CA-TA-RI-NA

― E você, querida, vamos tentar mais uma vez? ― pergunta a professora, tendo uma das mãos pousada sobre o ombro de Catarina ― Primeiro, a meia lua. Em seguida, uma bolinha com uma perninha ao lado. Daí, um laço grande preso lá em cima com um prendedor. Mais uma bolinha e depois puxe a perna para o lado. O que vem agora é a mesinha, não é? Muito bem. Ao lado dela, ponha o abajur com a lâmpada na ponta. Lembra? Correto! E a próxima letra? É o camelo ou o dromedário? Você ainda sabe qual deles tem uma e qual tem duas corcovas? Isso! Quem vem agora é o dromedário. O que falta para terminarmos? Vou te dar uma dica: Você já escreveu essa letra duas vezes. Isso! Outra bolinha com uma perninha saindo para a direita. Pronto.  Eu mal ajudei e você fez tudo direitinho. Poderia ler para mim?

 ca-ta-ri-na.

Apesar de seus 72 anos, dona Catarina aparenta ter bem mais idade. Os sulcos em seu rosto traduzem a história da mulher que começou a trabalhar muito cedo e pouco conheceu os prazeres da vida. De jeito tímido e olhos castanhos que pedem desculpas por tudo, evita distrair-se com as conversas e brincadeiras dos outros alunos.

A catarata que cresce silenciosa em suas vistas não a impede de manter-se vigilante. Como se hipnotizada, acompanha o movimento do pincel bailando sobre a lousa feito uma varinha de condão. As palavras, depois de escritas, ganham sons ao serem reproduzidas pela boca da professora que, de tão bonita, deve lá ter mesmo dotes mágicos.
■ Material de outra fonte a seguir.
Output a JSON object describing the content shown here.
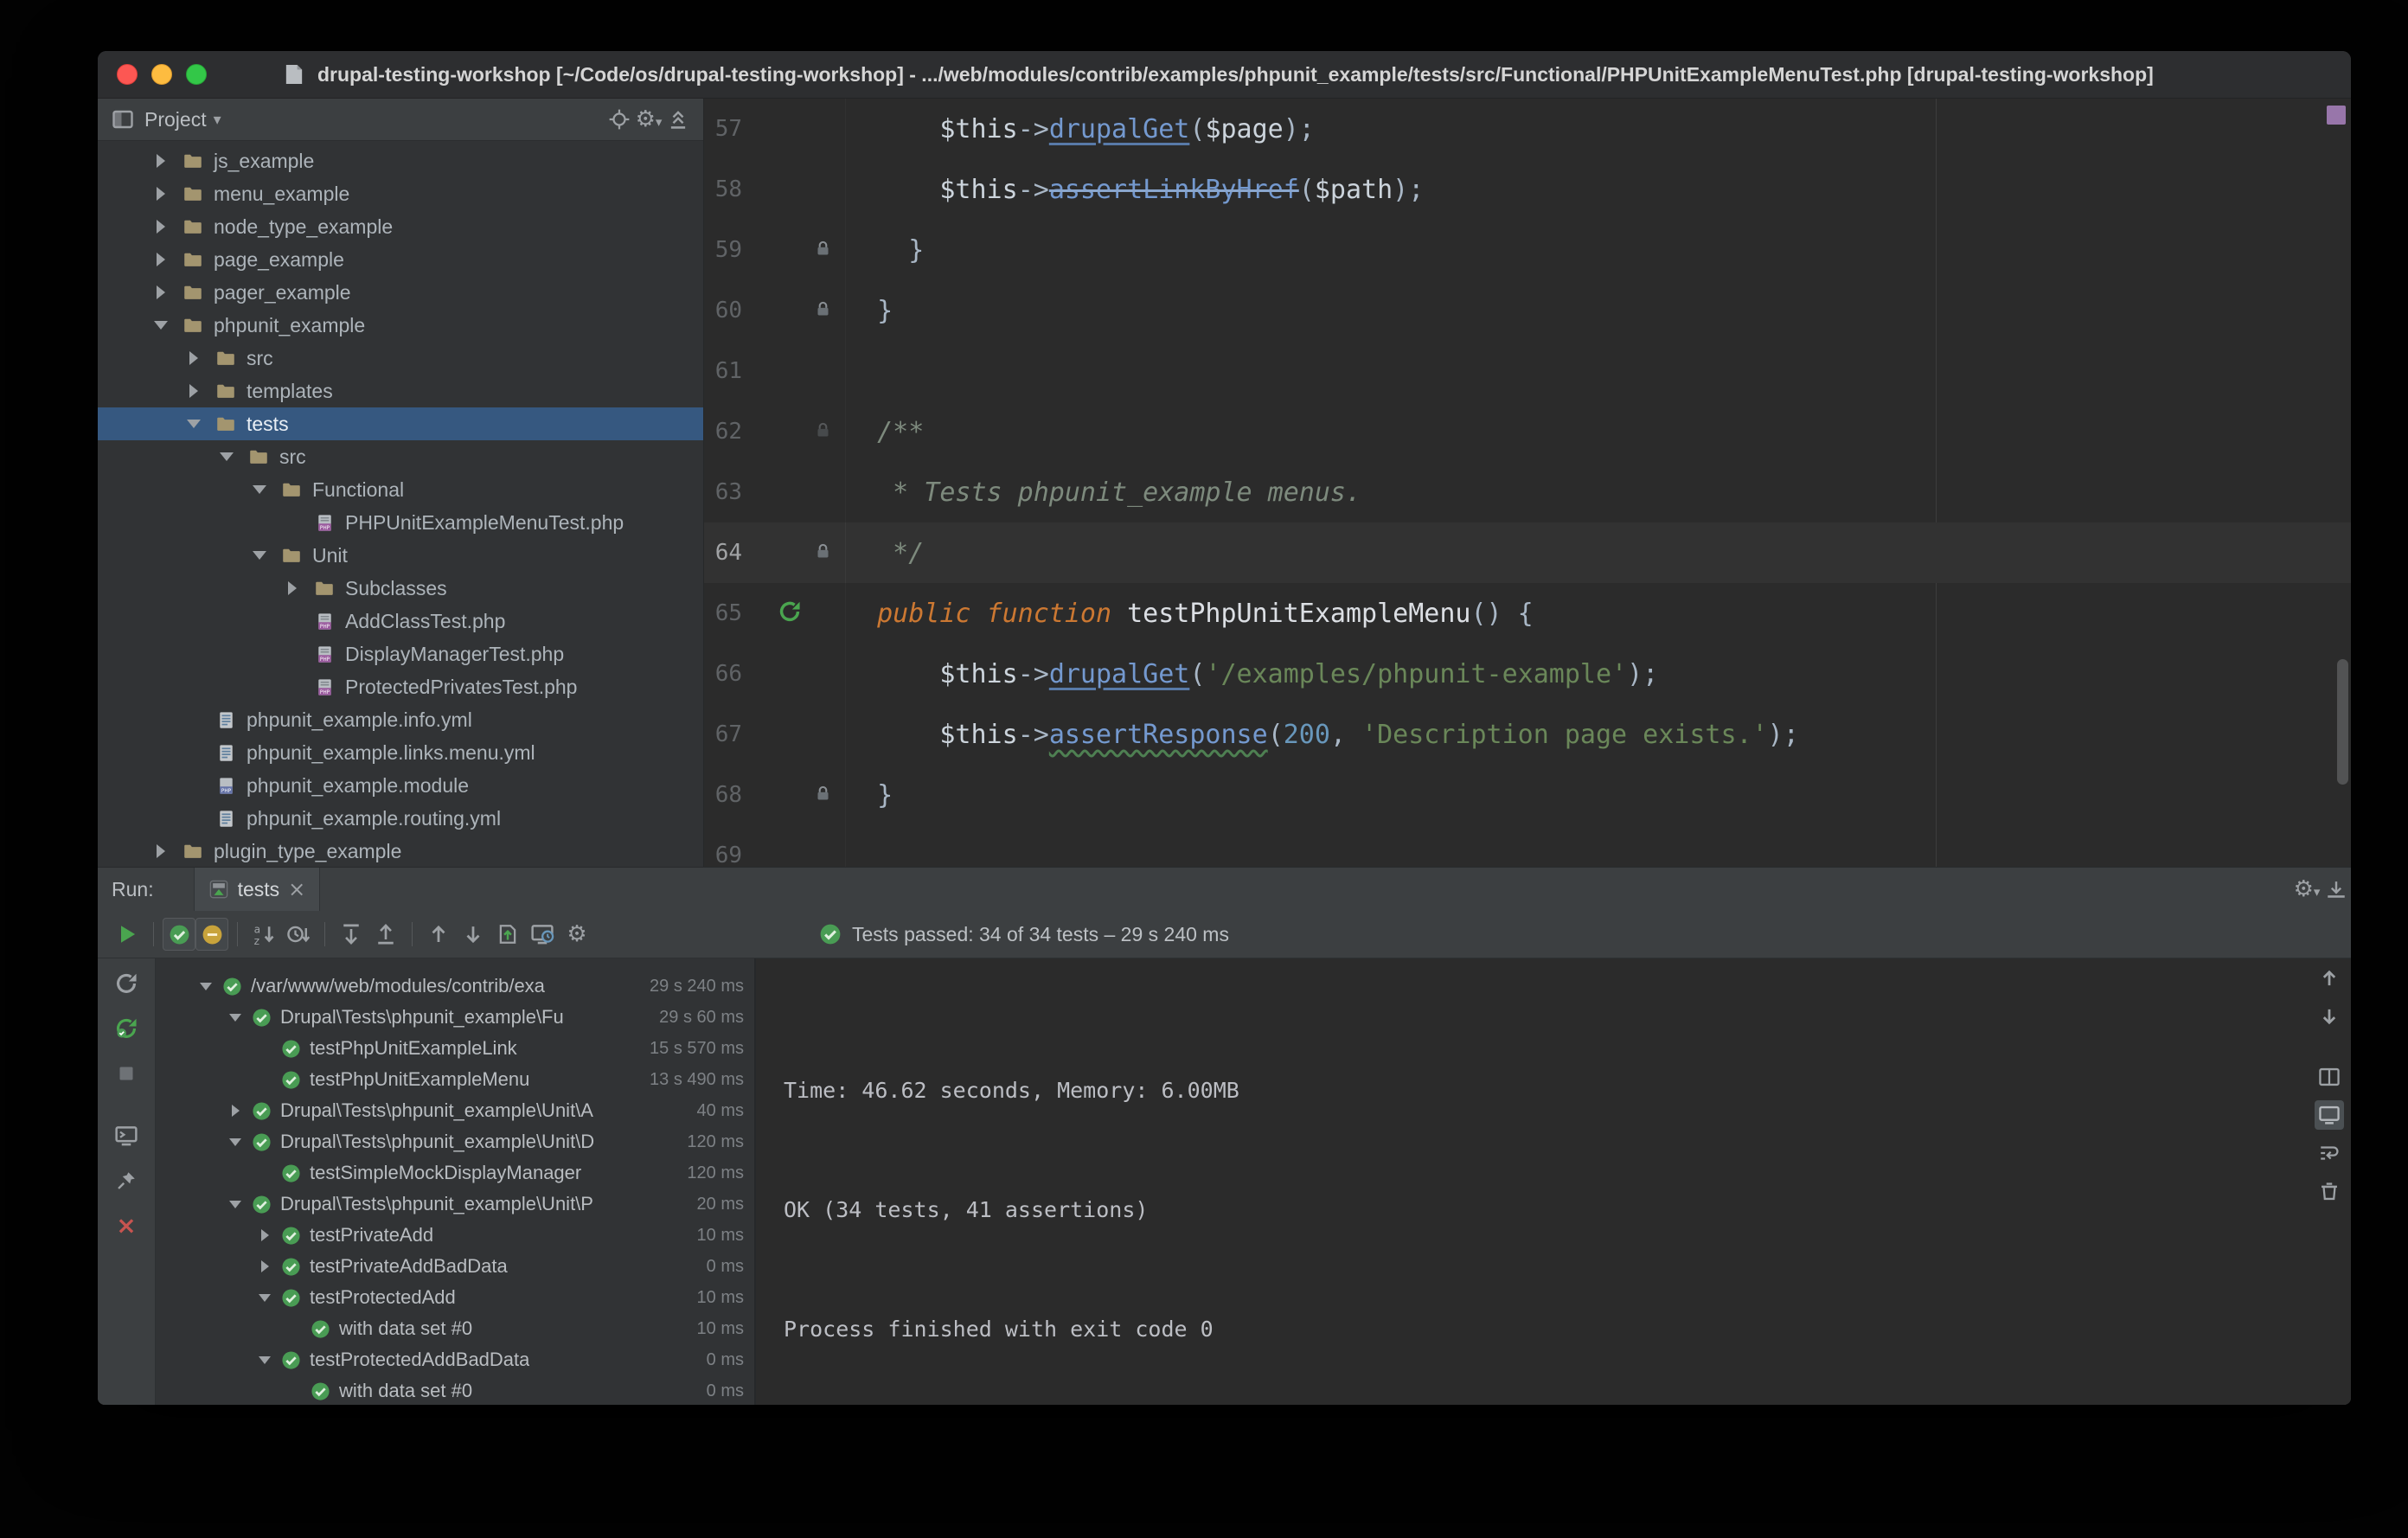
{
  "titlebar": {
    "title": "drupal-testing-workshop [~/Code/os/drupal-testing-workshop] - .../web/modules/contrib/examples/phpunit_example/tests/src/Functional/PHPUnitExampleMenuTest.php [drupal-testing-workshop]"
  },
  "colors": {
    "selection_blue": "#365880",
    "test_pass_green": "#499C54",
    "run_green": "#4AA54F",
    "close_red": "#C75450",
    "error_stripe_purple": "#9876AA"
  },
  "project_panel": {
    "title": "Project",
    "header_icons": [
      "locate-file-icon",
      "project-settings-icon",
      "collapse-panel-icon"
    ],
    "tree": [
      {
        "label": "js_example",
        "indent": 0,
        "arrow": "right",
        "icon": "folder"
      },
      {
        "label": "menu_example",
        "indent": 0,
        "arrow": "right",
        "icon": "folder"
      },
      {
        "label": "node_type_example",
        "indent": 0,
        "arrow": "right",
        "icon": "folder"
      },
      {
        "label": "page_example",
        "indent": 0,
        "arrow": "right",
        "icon": "folder"
      },
      {
        "label": "pager_example",
        "indent": 0,
        "arrow": "right",
        "icon": "folder"
      },
      {
        "label": "phpunit_example",
        "indent": 0,
        "arrow": "down",
        "icon": "folder"
      },
      {
        "label": "src",
        "indent": 1,
        "arrow": "right",
        "icon": "folder"
      },
      {
        "label": "templates",
        "indent": 1,
        "arrow": "right",
        "icon": "folder"
      },
      {
        "label": "tests",
        "indent": 1,
        "arrow": "down",
        "icon": "folder",
        "selected": true
      },
      {
        "label": "src",
        "indent": 2,
        "arrow": "down",
        "icon": "folder"
      },
      {
        "label": "Functional",
        "indent": 3,
        "arrow": "down",
        "icon": "folder"
      },
      {
        "label": "PHPUnitExampleMenuTest.php",
        "indent": 4,
        "arrow": "none",
        "icon": "php-test"
      },
      {
        "label": "Unit",
        "indent": 3,
        "arrow": "down",
        "icon": "folder"
      },
      {
        "label": "Subclasses",
        "indent": 4,
        "arrow": "right",
        "icon": "folder"
      },
      {
        "label": "AddClassTest.php",
        "indent": 4,
        "arrow": "none",
        "icon": "php-test"
      },
      {
        "label": "DisplayManagerTest.php",
        "indent": 4,
        "arrow": "none",
        "icon": "php-test"
      },
      {
        "label": "ProtectedPrivatesTest.php",
        "indent": 4,
        "arrow": "none",
        "icon": "php-test"
      },
      {
        "label": "phpunit_example.info.yml",
        "indent": 1,
        "arrow": "none",
        "icon": "yml"
      },
      {
        "label": "phpunit_example.links.menu.yml",
        "indent": 1,
        "arrow": "none",
        "icon": "yml"
      },
      {
        "label": "phpunit_example.module",
        "indent": 1,
        "arrow": "none",
        "icon": "php-file"
      },
      {
        "label": "phpunit_example.routing.yml",
        "indent": 1,
        "arrow": "none",
        "icon": "yml"
      },
      {
        "label": "plugin_type_example",
        "indent": 0,
        "arrow": "right",
        "icon": "folder"
      }
    ]
  },
  "editor": {
    "lines": [
      {
        "num": "57",
        "gutter": "none",
        "tokens": [
          [
            "p",
            "      "
          ],
          [
            "v",
            "$this"
          ],
          [
            "p",
            "->"
          ],
          [
            "m",
            "drupalGet"
          ],
          [
            "p",
            "("
          ],
          [
            "v",
            "$page"
          ],
          [
            "p",
            ");"
          ]
        ]
      },
      {
        "num": "58",
        "gutter": "none",
        "tokens": [
          [
            "p",
            "      "
          ],
          [
            "v",
            "$this"
          ],
          [
            "p",
            "->"
          ],
          [
            "ms",
            "assertLinkByHref"
          ],
          [
            "p",
            "("
          ],
          [
            "v",
            "$path"
          ],
          [
            "p",
            ");"
          ]
        ]
      },
      {
        "num": "59",
        "gutter": "lock",
        "tokens": [
          [
            "p",
            "    }"
          ]
        ]
      },
      {
        "num": "60",
        "gutter": "lock",
        "tokens": [
          [
            "p",
            "  }"
          ]
        ]
      },
      {
        "num": "61",
        "gutter": "none",
        "tokens": []
      },
      {
        "num": "62",
        "gutter": "lock-faint",
        "tokens": [
          [
            "c",
            "  /**"
          ]
        ]
      },
      {
        "num": "63",
        "gutter": "none",
        "tokens": [
          [
            "c",
            "   * Tests phpunit_example menus."
          ]
        ]
      },
      {
        "num": "64",
        "gutter": "lock",
        "hl": true,
        "tokens": [
          [
            "c",
            "   */"
          ]
        ]
      },
      {
        "num": "65",
        "gutter": "run",
        "tokens": [
          [
            "k",
            "  public function "
          ],
          [
            "f",
            "testPhpUnitExampleMenu"
          ],
          [
            "p",
            "() {"
          ]
        ]
      },
      {
        "num": "66",
        "gutter": "none",
        "tokens": [
          [
            "p",
            "      "
          ],
          [
            "v",
            "$this"
          ],
          [
            "p",
            "->"
          ],
          [
            "m",
            "drupalGet"
          ],
          [
            "p",
            "("
          ],
          [
            "s",
            "'/examples/phpunit-example'"
          ],
          [
            "p",
            ");"
          ]
        ]
      },
      {
        "num": "67",
        "gutter": "none",
        "tokens": [
          [
            "p",
            "      "
          ],
          [
            "v",
            "$this"
          ],
          [
            "p",
            "->"
          ],
          [
            "mw",
            "assertResponse"
          ],
          [
            "p",
            "("
          ],
          [
            "n",
            "200"
          ],
          [
            "p",
            ", "
          ],
          [
            "s",
            "'Description page exists.'"
          ],
          [
            "p",
            ");"
          ]
        ]
      },
      {
        "num": "68",
        "gutter": "lock",
        "tokens": [
          [
            "p",
            "  }"
          ]
        ]
      },
      {
        "num": "69",
        "gutter": "none",
        "tokens": []
      }
    ]
  },
  "run_panel": {
    "run_label": "Run:",
    "tab_label": "tests",
    "status": "Tests passed: 34 of 34 tests – 29 s 240 ms",
    "toolbar_icons": [
      "play-icon",
      "sep",
      "show-passed-icon",
      "show-ignored-icon",
      "sep",
      "sort-alphabetically-icon",
      "sort-by-duration-icon",
      "sep",
      "expand-all-icon",
      "collapse-all-icon",
      "sep",
      "up-arrow-icon",
      "down-arrow-icon",
      "import-test-results-icon",
      "test-history-icon",
      "toolbar-settings-icon"
    ],
    "header_icons": [
      "run-settings-icon",
      "hide-panel-icon"
    ],
    "left_toolbar_icons": [
      "rerun-icon",
      "rerun-failed-icon",
      "stop-icon",
      "console-icon",
      "pin-icon",
      "close-icon"
    ],
    "right_toolbar_icons": [
      "scroll-up-icon",
      "scroll-down-icon",
      "split-icon",
      "preview-icon",
      "soft-wrap-icon",
      "clear-all-icon"
    ],
    "tests": [
      {
        "label": "/var/www/web/modules/contrib/exa",
        "duration": "29 s 240 ms",
        "indent": 0,
        "arrow": "down"
      },
      {
        "label": "Drupal\\Tests\\phpunit_example\\Fu",
        "duration": "29 s 60 ms",
        "indent": 1,
        "arrow": "down"
      },
      {
        "label": "testPhpUnitExampleLink",
        "duration": "15 s 570 ms",
        "indent": 2,
        "arrow": "none"
      },
      {
        "label": "testPhpUnitExampleMenu",
        "duration": "13 s 490 ms",
        "indent": 2,
        "arrow": "none"
      },
      {
        "label": "Drupal\\Tests\\phpunit_example\\Unit\\A",
        "duration": "40 ms",
        "indent": 1,
        "arrow": "right"
      },
      {
        "label": "Drupal\\Tests\\phpunit_example\\Unit\\D",
        "duration": "120 ms",
        "indent": 1,
        "arrow": "down"
      },
      {
        "label": "testSimpleMockDisplayManager",
        "duration": "120 ms",
        "indent": 2,
        "arrow": "none"
      },
      {
        "label": "Drupal\\Tests\\phpunit_example\\Unit\\P",
        "duration": "20 ms",
        "indent": 1,
        "arrow": "down"
      },
      {
        "label": "testPrivateAdd",
        "duration": "10 ms",
        "indent": 2,
        "arrow": "right"
      },
      {
        "label": "testPrivateAddBadData",
        "duration": "0 ms",
        "indent": 2,
        "arrow": "right"
      },
      {
        "label": "testProtectedAdd",
        "duration": "10 ms",
        "indent": 2,
        "arrow": "down"
      },
      {
        "label": "with data set #0",
        "duration": "10 ms",
        "indent": 3,
        "arrow": "none"
      },
      {
        "label": "testProtectedAddBadData",
        "duration": "0 ms",
        "indent": 2,
        "arrow": "down"
      },
      {
        "label": "with data set #0",
        "duration": "0 ms",
        "indent": 3,
        "arrow": "none"
      }
    ],
    "console_lines": [
      "",
      "",
      "Time: 46.62 seconds, Memory: 6.00MB",
      "",
      "",
      "OK (34 tests, 41 assertions)",
      "",
      "",
      "Process finished with exit code 0"
    ]
  }
}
Ainda emocionada, Catarina deixa seus olhos se derramarem sobre a folha quase ferida pelo constante movimento da borracha e observa seu próprio nome como se admirasse uma fotografia na qual pudesse, pela primeira vez em sua vida, se enxergar bonita. A palavra que a designa salta do papel como a mão de um padre molhada em água batismal. Sua existência adquire significação suficiente para restituir o direito negado por tantas décadas: o de ser alguém.

Apesar de sua conquista, rejeita a felicidade emergente e apenas se permite experimentar uma tímida comoção. Sabe que o substantivo próprio escrito por sua mão é somente a primeira de muitas recompensas por seus esforços estudantis, mas duvida que as próximas alegrias tenham sabor superior ou ao menos semelhante a este primeiro suspiro de autorrealização: Ca-ta-ri-na.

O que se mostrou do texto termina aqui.